Un grido di sdegno e di raccapriccio si elevò da tutta l'Europa protestante alla notizia dell'orribile strage. Margherita, sorella primogenita di Francesco I, si diede in pianto dirotto. Il re dapprima non manifestò alcun rincrescimento; ma al letto di morte (1547) i rimorsi lo indussero a supplicare suo figlio Enrico II di ordinare la revisione del processo dei Valdesi.

Questa loro richiesta fu eseguita e rivelò ancora una volta l'innocenza dei poveri oppressi e la perfidia di coloro che avevano strappato al monarca, male informato, la firma dell'editto di persecuzione. Ma con tutto ciò i massacratori furono scandalosamente assolti e Giovanni Ménier, barone d'Oppède, se ne ritornò in Provenza fra le acclamazioni di quei che s'erano arricchiti col saccheggio e fra i Te Deum del clero che lo salutava difensore della fede!

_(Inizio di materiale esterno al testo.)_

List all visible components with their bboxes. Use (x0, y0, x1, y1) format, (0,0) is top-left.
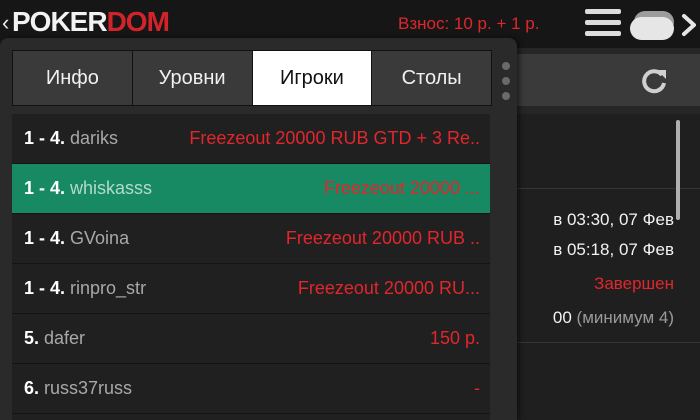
player-prize: 150 р. (429, 328, 480, 348)
start-time: в 03:30, 07 Фев (553, 210, 674, 229)
pokerdom-logo: POKERDOM (12, 6, 170, 37)
player-name: rinpro_str (70, 278, 147, 298)
player-prize: Freezeout 20000 ... (323, 178, 480, 198)
player-row-selected[interactable]: 1 - 4. whiskasss Freezeout 20000 ... (12, 164, 490, 214)
player-name: dafer (44, 328, 86, 348)
player-prize: Freezeout 20000 RU... (297, 278, 480, 298)
tab-info[interactable]: Инфо (13, 51, 133, 105)
player-prize: Freezeout 20000 RUB GTD + 3 Re.. (189, 128, 480, 148)
drag-handle[interactable] (502, 62, 510, 107)
player-name: GVoina (70, 228, 130, 248)
player-prize: - (474, 378, 480, 398)
info-scrollbar[interactable] (676, 120, 680, 220)
player-prize: Freezeout 20000 RUB .. (285, 228, 480, 248)
players-panel: Инфо Уровни Игроки Столы 1 - 4. dariks Fr… (0, 38, 517, 420)
player-name: russ37russ (44, 378, 133, 398)
tab-bar: Инфо Уровни Игроки Столы (12, 50, 492, 106)
tables-icon[interactable] (628, 8, 698, 42)
buy-in-fee: Взнос: 10 р. + 1 р. (398, 14, 540, 33)
player-row[interactable]: 1 - 4. rinpro_str Freezeout 20000 RU... (12, 264, 490, 314)
back-arrow-icon[interactable]: ‹ (2, 10, 9, 36)
refresh-icon[interactable] (640, 66, 670, 96)
player-row[interactable]: 1 - 4. dariks Freezeout 20000 RUB GTD + 3… (12, 114, 490, 164)
players-count: 00 (минимум 4) (552, 308, 674, 327)
player-row[interactable]: 6. russ37russ - (12, 364, 490, 414)
players-list: 1 - 4. dariks Freezeout 20000 RUB GTD + 3… (12, 114, 490, 420)
menu-icon[interactable] (585, 9, 621, 39)
player-name: dariks (70, 128, 119, 148)
player-name: whiskasss (70, 178, 153, 198)
player-row[interactable]: 1 - 4. GVoina Freezeout 20000 RUB .. (12, 214, 490, 264)
tab-players[interactable]: Игроки (252, 51, 373, 105)
tab-tables[interactable]: Столы (372, 51, 491, 105)
tournament-status: Завершен (594, 274, 674, 293)
tab-levels[interactable]: Уровни (132, 51, 253, 105)
player-row[interactable]: 5. dafer 150 р. (12, 314, 490, 364)
end-time: в 05:18, 07 Фев (553, 240, 674, 259)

La sentenza di Parigi (1550) permise ai profughi di ritornare nelle loro proprietà devastate. Dopo aver subito un altro massacro nel 1562, essi aderirono alla Chiesa Riformata di Francia, perdendo il nome di Valdesi. Un secolo più tardi, la revoca dell'editto di Nantes (1685) ne costrinse molti ad emigrare: si diressero in gran parte nell'Africa australe e s'unirono ai Boeri di origine olandese.